Architecture targets

  • “Native” mode targets current architecture

  • Not always the right choice (e.g. head/compute)

Optimization flags

Specialized optimization flags

  • Turn on/off specific optimization features

  • Often the basic -Ox has reasonable defaults

Auto-vectorization and compiler reports

  • Good compilers try to vectorize for you

    • Intel is pretty good at this

    • GCC / CLang are OK, not as strong

  • Can get reports about what prevents vectorization

    • Not necessarily by default!

    • Helps a lot for tuning

Profile-guided optimization

Basic workflow:

  • Compile code with optimizations

  • Run in a profiler

  • Compile again, provide profiler results

Helps compiler optimize branches based on observations.

Data layout matters

“Speed-of-light” analysis

For compulsory misses to load cache: \[T_{\mbox{data}} \mbox{ (s)} \quad \geq \quad \frac{\mbox{data required (bytes)}} {\mbox{peak BW (bytes/s)}}\] Possible optimizations:

  • Shrink working sets to fit in cache (pay this once)

  • Use simple unit-stride access patterns

Reality is generally more complicated...

When and how to allocate

Why is this an \(O(n^2)\) loop?

x = [];
for i = 1:n
  x(i) = i;

When and how to allocate

Access is not the only cost!

  • Allocation / de-allocation also costs something

  • So does garbage collection (where supported)

  • Beware hidden allocation costs (e.g. on resize)

  • Often bites naive library users

When and how to allocate

Two thoughts to consider

  • Pre-allocation (avoid repeated alloc/free)

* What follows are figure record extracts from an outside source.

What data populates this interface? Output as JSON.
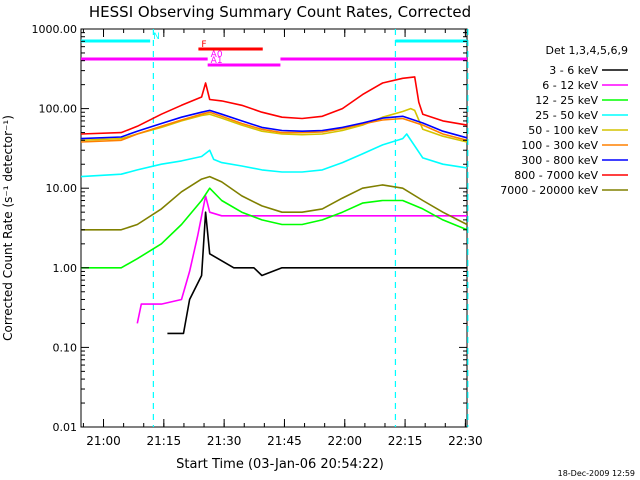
{
  "chart_data": {
    "type": "line",
    "title": "HESSI Observing Summary Count Rates, Corrected",
    "xlabel": "Start Time (03-Jan-06 20:54:22)",
    "ylabel": "Corrected Count Rate (s⁻¹ detector⁻¹)",
    "timestamp": "18-Dec-2009 12:59",
    "x_unit": "minutes after 20:54:22",
    "xlim": [
      0,
      96
    ],
    "ylim": [
      0.01,
      1000
    ],
    "y_scale": "log",
    "x_ticks": [
      {
        "label": "21:00",
        "value": 5.6
      },
      {
        "label": "21:15",
        "value": 20.6
      },
      {
        "label": "21:30",
        "value": 35.6
      },
      {
        "label": "21:45",
        "value": 50.6
      },
      {
        "label": "22:00",
        "value": 65.6
      },
      {
        "label": "22:15",
        "value": 80.6
      },
      {
        "label": "22:30",
        "value": 95.6
      }
    ],
    "y_ticks": [
      {
        "label": "1000.00",
        "value": 1000
      },
      {
        "label": "100.00",
        "value": 100
      },
      {
        "label": "10.00",
        "value": 10
      },
      {
        "label": "1.00",
        "value": 1
      },
      {
        "label": "0.10",
        "value": 0.1
      },
      {
        "label": "0.01",
        "value": 0.01
      }
    ],
    "legend_title": "Det 1,3,4,5,6,9",
    "legend_position": "right",
    "series": [
      {
        "name": "3 - 6 keV",
        "color": "#000000",
        "x": [
          21.5,
          25.5,
          27,
          30,
          31,
          32,
          38,
          43,
          45,
          50,
          55,
          60,
          65,
          70,
          75,
          80,
          85,
          90,
          96
        ],
        "y": [
          0.15,
          0.15,
          0.4,
          0.8,
          5.0,
          1.5,
          1.0,
          1.0,
          0.8,
          1.0,
          1.0,
          1.0,
          1.0,
          1.0,
          1.0,
          1.0,
          1.0,
          1.0,
          1.0
        ]
      },
      {
        "name": "6 - 12 keV",
        "color": "#ff00ff",
        "x": [
          14,
          15,
          20,
          25,
          27,
          29,
          31,
          32,
          35,
          40,
          45,
          50,
          55,
          60,
          65,
          70,
          75,
          80,
          85,
          90,
          96
        ],
        "y": [
          0.2,
          0.35,
          0.35,
          0.4,
          0.9,
          2.5,
          8.0,
          5.0,
          4.5,
          4.5,
          4.5,
          4.5,
          4.5,
          4.5,
          4.5,
          4.5,
          4.5,
          4.5,
          4.5,
          4.5,
          4.5
        ]
      },
      {
        "name": "12 - 25 keV",
        "color": "#00ff00",
        "x": [
          0,
          10,
          14,
          20,
          25,
          30,
          32,
          35,
          40,
          45,
          50,
          55,
          60,
          65,
          70,
          75,
          80,
          85,
          90,
          96
        ],
        "y": [
          1.0,
          1.0,
          1.3,
          2.0,
          3.5,
          7.0,
          10.0,
          7.0,
          5.0,
          4.0,
          3.5,
          3.5,
          4.0,
          5.0,
          6.5,
          7.0,
          7.0,
          5.5,
          4.0,
          3.0
        ]
      },
      {
        "name": "25 - 50 keV",
        "color": "#00ffff",
        "x": [
          0,
          10,
          14,
          20,
          25,
          30,
          32,
          33,
          35,
          40,
          45,
          50,
          55,
          60,
          65,
          70,
          75,
          80,
          81,
          85,
          90,
          96
        ],
        "y": [
          14,
          15,
          17,
          20,
          22,
          25,
          30,
          23,
          21,
          19,
          17,
          16,
          16,
          17,
          21,
          27,
          35,
          42,
          48,
          24,
          20,
          18
        ]
      },
      {
        "name": "50 - 100 keV",
        "color": "#d4c400",
        "x": [
          0,
          10,
          14,
          20,
          25,
          30,
          32,
          35,
          40,
          45,
          50,
          55,
          60,
          65,
          70,
          75,
          80,
          82,
          83,
          85,
          90,
          96
        ],
        "y": [
          40,
          42,
          48,
          58,
          70,
          82,
          85,
          76,
          62,
          52,
          48,
          47,
          48,
          53,
          62,
          78,
          92,
          100,
          95,
          55,
          45,
          38
        ]
      },
      {
        "name": "100 - 300 keV",
        "color": "#ff8000",
        "x": [
          0,
          10,
          14,
          20,
          25,
          30,
          32,
          35,
          40,
          45,
          50,
          55,
          60,
          65,
          70,
          75,
          80,
          85,
          90,
          96
        ],
        "y": [
          38,
          40,
          48,
          60,
          72,
          85,
          90,
          80,
          65,
          55,
          50,
          50,
          51,
          56,
          64,
          72,
          75,
          62,
          48,
          40
        ]
      },
      {
        "name": "300 - 800 keV",
        "color": "#0000ff",
        "x": [
          0,
          10,
          14,
          20,
          25,
          30,
          32,
          35,
          40,
          45,
          50,
          55,
          60,
          65,
          70,
          75,
          80,
          85,
          90,
          96
        ],
        "y": [
          42,
          44,
          52,
          65,
          78,
          90,
          95,
          85,
          70,
          58,
          53,
          52,
          53,
          58,
          66,
          76,
          80,
          66,
          52,
          43
        ]
      },
      {
        "name": "800 - 7000 keV",
        "color": "#ff0000",
        "x": [
          0,
          10,
          14,
          20,
          25,
          30,
          31,
          32,
          35,
          40,
          45,
          50,
          55,
          60,
          65,
          70,
          75,
          80,
          83,
          84,
          85,
          90,
          96
        ],
        "y": [
          48,
          50,
          60,
          85,
          110,
          140,
          210,
          130,
          125,
          110,
          90,
          78,
          75,
          80,
          100,
          150,
          210,
          240,
          250,
          120,
          85,
          70,
          62
        ]
      },
      {
        "name": "7000 - 20000 keV",
        "color": "#808000",
        "x": [
          0,
          10,
          14,
          20,
          25,
          30,
          32,
          35,
          40,
          45,
          50,
          55,
          60,
          65,
          70,
          75,
          80,
          85,
          90,
          96
        ],
        "y": [
          3,
          3,
          3.5,
          5.5,
          9,
          13,
          14,
          12,
          8,
          6,
          5,
          5,
          5.5,
          7.5,
          10,
          11,
          10,
          7,
          5,
          3.5
        ]
      }
    ],
    "vertical_markers": [
      {
        "x": 18.0,
        "color": "#00ffff"
      },
      {
        "x": 78.2,
        "color": "#00ffff"
      },
      {
        "x": 96.2,
        "color": "#00ffff"
      }
    ],
    "flag_bars": [
      {
        "label": "N",
        "color": "#00ffff",
        "x_ranges": [
          [
            0,
            17.2
          ],
          [
            78.2,
            96
          ]
        ],
        "level": 1
      },
      {
        "label": "F",
        "color": "#ff0000",
        "x_ranges": [
          [
            29.2,
            45.2
          ]
        ],
        "level": 2
      },
      {
        "label": "A0",
        "color": "#ff00ff",
        "x_ranges": [
          [
            0,
            31.5
          ],
          [
            49.6,
            96
          ]
        ],
        "level": 3
      },
      {
        "label": "A1",
        "color": "#ff00ff",
        "x_ranges": [
          [
            31.5,
            49.6
          ]
        ],
        "level": 4
      }
    ]
  }
}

  • Lazy allocation (if alloc will often not be needed)

Storage layout


  • Compact (fit lots into cache)

  • Traverse with simple access patterns

  • Avoids pointer chasing

Multi-dimensional arrays

Two standard formats:

  • Col-major (Fortran): Store columns consecutively

  • Row-major (C/C++): Store rows consecutively

Ideally, traverse with unit stride! Layout affects choice.

Can use more sophisticated multi-dim array layouts...

Blocking / tiling

Classic example: Matrix multiply

  • Load \(b \times b\) block of \(A\)

  • Load \(b \times b\) block of \(B\)

  • Compute product of blocks

  • Accumulate into \(b \times b\) block of \(C\)

Have \(O(b^3)\) work for \(O(b^2)\) memory references!

Data alignment and vectorization

  • Vector load/stores faster if aligned (start at memory addresses that are multiples of 64 or 256)

  • Can ask for aligned blocks of memory from allocator

  • Then want aligned offsets into aligned blocks

  • Have to help compiler recognize aligned pointers!

Data alignment and cache contention

Issue: What if strided access causes conflict misses?

  • Example: Walk across row of col-major matrix

  • Example: Parallel arrays of large-power-of-2 size

Not the most common problem, but one to watch for.

Structure layouts

  • Want \(b\)-byte types on \(b\)-byte memory boundaries

  • Compiler may pad structures to enforce this

  • Arrange structure fields in decreasing size order

SoA vs AoS

// Struct of Arrays (parallel arrays)
typedef struct {
    double* x;
    double* y;
} aos_points_t;

// Array of Structs
typedef struct {
    double x;
    double y;
} point_t;
typedef point_t* soa_points_t;

SoA vs AoS

SoA: Structure of Arrays

  • Friendly to vectorization

  • Poor locality to access all of one item

  • Awkward for lots of libraries and programs

SoA vs AoS

AoS: Array of Structs

  • Naturally supported default

  • Not very SIMD-friendly

SoA vs AoS

Possible to combine the two...

Copy optimizations

Copy between formats to accelerate, e.g.

  • Copy piece of AoS to SoA format

  • Perform vector operations on SoA data

  • Copy back out

Performance gains > copy costs?
Plays great with tiling!

For the control freak

Can get (some) programmer control over

  • Pre-fetching

  • Uncached memory stores

But usually best left to compiler / HW.